A GCP AI Platform Model represents a logical container for one or more model versions that you wish to serve using Google Cloud’s managed machine-learning infrastructure. Each model groups together different versions (for example, trained with different hyper-parameters), manages IAM access control, and acts as the deployable artefact for prediction endpoints. Further details can be found in the official Google Cloud documentation: https://cloud.google.com/vertex-ai/docs/reference/rest/v1/projects.locations.models#Model

Supported Methods

  • GET: Get a gcp-ai-platform-model by its "name"
  • LIST: List all gcp-ai-platform-model
  • SEARCH

gcp-artifact-registry-docker-image

Custom-training and prediction images stored in Artifact Registry can be referenced by a model version. If the model relies on a bespoke container image for serving, Overmind links the model to the corresponding gcp-artifact-registry-docker-image so you can trace vulnerabilities in the image back to the model that will expose them.

gcp-ai-platform-pipeline-job

Pipeline jobs frequently train models and automatically register the resulting artefacts as new versions under a given model.
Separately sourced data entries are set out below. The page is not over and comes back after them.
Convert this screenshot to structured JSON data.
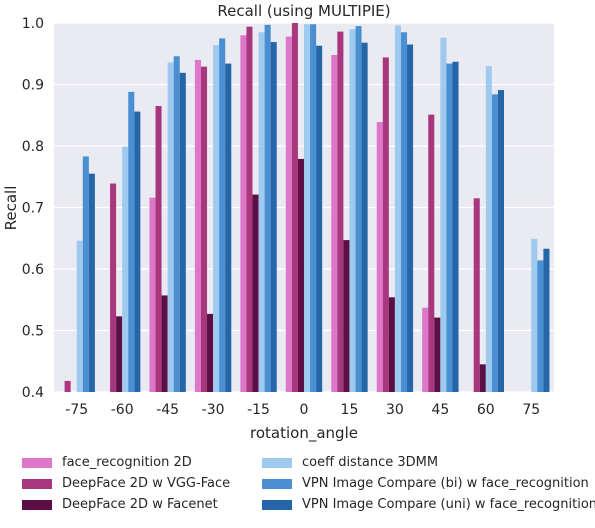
{
  "chart_data": {
    "type": "bar",
    "title": "Recall (using MULTIPIE)",
    "xlabel": "rotation_angle",
    "ylabel": "Recall",
    "ylim": [
      0.4,
      1.0
    ],
    "yticks": [
      "0.4",
      "0.5",
      "0.6",
      "0.7",
      "0.8",
      "0.9",
      "1.0"
    ],
    "categories": [
      "-75",
      "-60",
      "-45",
      "-30",
      "-15",
      "0",
      "15",
      "30",
      "45",
      "60",
      "75"
    ],
    "grid": true,
    "legend_position": "bottom",
    "series": [
      {
        "name": "face_recognition 2D",
        "color": "#dd77c9",
        "values": [
          null,
          null,
          0.716,
          0.94,
          0.98,
          0.978,
          0.948,
          0.839,
          0.537,
          null,
          null
        ]
      },
      {
        "name": "DeepFace 2D w VGG-Face",
        "color": "#a8377d",
        "values": [
          0.418,
          0.739,
          0.865,
          0.929,
          0.994,
          1.0,
          0.986,
          0.944,
          0.851,
          0.715,
          null
        ]
      },
      {
        "name": "DeepFace 2D w Facenet",
        "color": "#5c0f45",
        "values": [
          null,
          0.523,
          0.557,
          0.527,
          0.721,
          0.779,
          0.647,
          0.554,
          0.521,
          0.445,
          null
        ]
      },
      {
        "name": "coeff distance 3DMM",
        "color": "#9fcaef",
        "values": [
          0.646,
          0.799,
          0.936,
          0.964,
          0.985,
          0.998,
          0.99,
          0.996,
          0.976,
          0.93,
          0.649
        ]
      },
      {
        "name": "VPN Image Compare (bi) w face_recognition",
        "color": "#4a8fd1",
        "values": [
          0.783,
          0.888,
          0.946,
          0.975,
          0.997,
          0.998,
          0.995,
          0.985,
          0.934,
          0.884,
          0.614
        ]
      },
      {
        "name": "VPN Image Compare (uni) w face_recognition",
        "color": "#2466a8",
        "values": [
          0.755,
          0.856,
          0.919,
          0.934,
          0.969,
          0.963,
          0.968,
          0.965,
          0.937,
          0.891,
          0.633
        ]
      }
    ]
  }
}
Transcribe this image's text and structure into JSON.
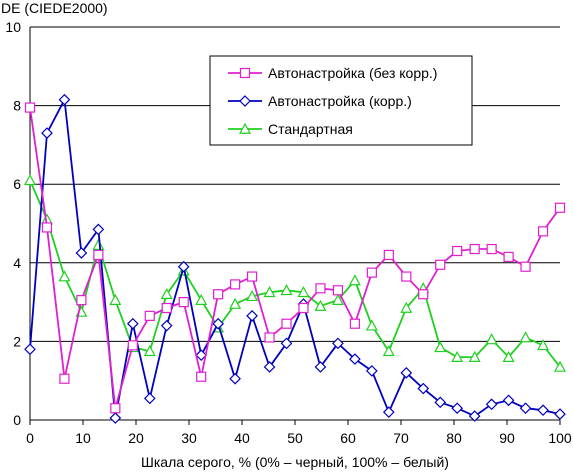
{
  "chart_data": {
    "type": "line",
    "title": "",
    "ylabel": "DE (CIEDE2000)",
    "xlabel": "Шкала серого, % (0% – черный, 100% – белый)",
    "xlim": [
      0,
      100
    ],
    "ylim": [
      0,
      10
    ],
    "x_ticks": [
      0,
      10,
      20,
      30,
      40,
      50,
      60,
      70,
      80,
      90,
      100
    ],
    "y_ticks": [
      0,
      2,
      4,
      6,
      8,
      10
    ],
    "grid": "horizontal",
    "legend_position": "top-right",
    "x": [
      0,
      3.2,
      6.5,
      9.7,
      12.9,
      16.1,
      19.4,
      22.6,
      25.8,
      29.0,
      32.3,
      35.5,
      38.7,
      41.9,
      45.2,
      48.4,
      51.6,
      54.8,
      58.1,
      61.3,
      64.5,
      67.7,
      71.0,
      74.2,
      77.4,
      80.6,
      83.9,
      87.1,
      90.3,
      93.5,
      96.8,
      100
    ],
    "series": [
      {
        "name": "Автонастройка (без корр.)",
        "color": "#e020d0",
        "marker": "square",
        "values": [
          7.95,
          4.9,
          1.05,
          3.05,
          4.2,
          0.3,
          1.9,
          2.65,
          2.85,
          3.0,
          1.1,
          3.2,
          3.45,
          3.65,
          2.1,
          2.45,
          2.85,
          3.35,
          3.3,
          2.45,
          3.75,
          4.2,
          3.65,
          3.2,
          3.95,
          4.3,
          4.35,
          4.35,
          4.15,
          3.9,
          4.8,
          5.4
        ]
      },
      {
        "name": "Автонастройка (корр.)",
        "color": "#0000c0",
        "marker": "diamond",
        "values": [
          1.8,
          7.3,
          8.15,
          4.25,
          4.85,
          0.05,
          2.45,
          0.55,
          2.4,
          3.9,
          1.65,
          2.45,
          1.05,
          2.65,
          1.35,
          1.95,
          2.95,
          1.35,
          1.95,
          1.55,
          1.25,
          0.2,
          1.2,
          0.8,
          0.45,
          0.3,
          0.1,
          0.4,
          0.5,
          0.3,
          0.25,
          0.15
        ]
      },
      {
        "name": "Стандартная",
        "color": "#20d020",
        "marker": "triangle",
        "values": [
          6.1,
          5.1,
          3.65,
          2.75,
          4.45,
          3.05,
          1.85,
          1.75,
          3.2,
          3.8,
          3.05,
          2.35,
          2.95,
          3.15,
          3.25,
          3.3,
          3.25,
          2.9,
          3.05,
          3.55,
          2.4,
          1.75,
          2.85,
          3.35,
          1.85,
          1.6,
          1.6,
          2.05,
          1.6,
          2.1,
          1.9,
          1.35
        ]
      }
    ]
  }
}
Overmind establishes this relationship to show which pipeline produced the model and to surface risks introduced by the training workflow.

gcp-ai-platform-endpoint

A model can be deployed to one or more online prediction endpoints. Linking models to gcp-ai-platform-endpoint resources allows you to see where the model is currently serving traffic and assess the blast-radius of any model change.

gcp-cloud-kms-crypto-key

If Customer-Managed Encryption Keys (CMEK) are used, the model’s metadata and artefacts are encrypted with a specific Cloud KMS crypto key. Overmind records this linkage so that you can audit key usage and verify that the correct encryption policy is applied to your ML assets.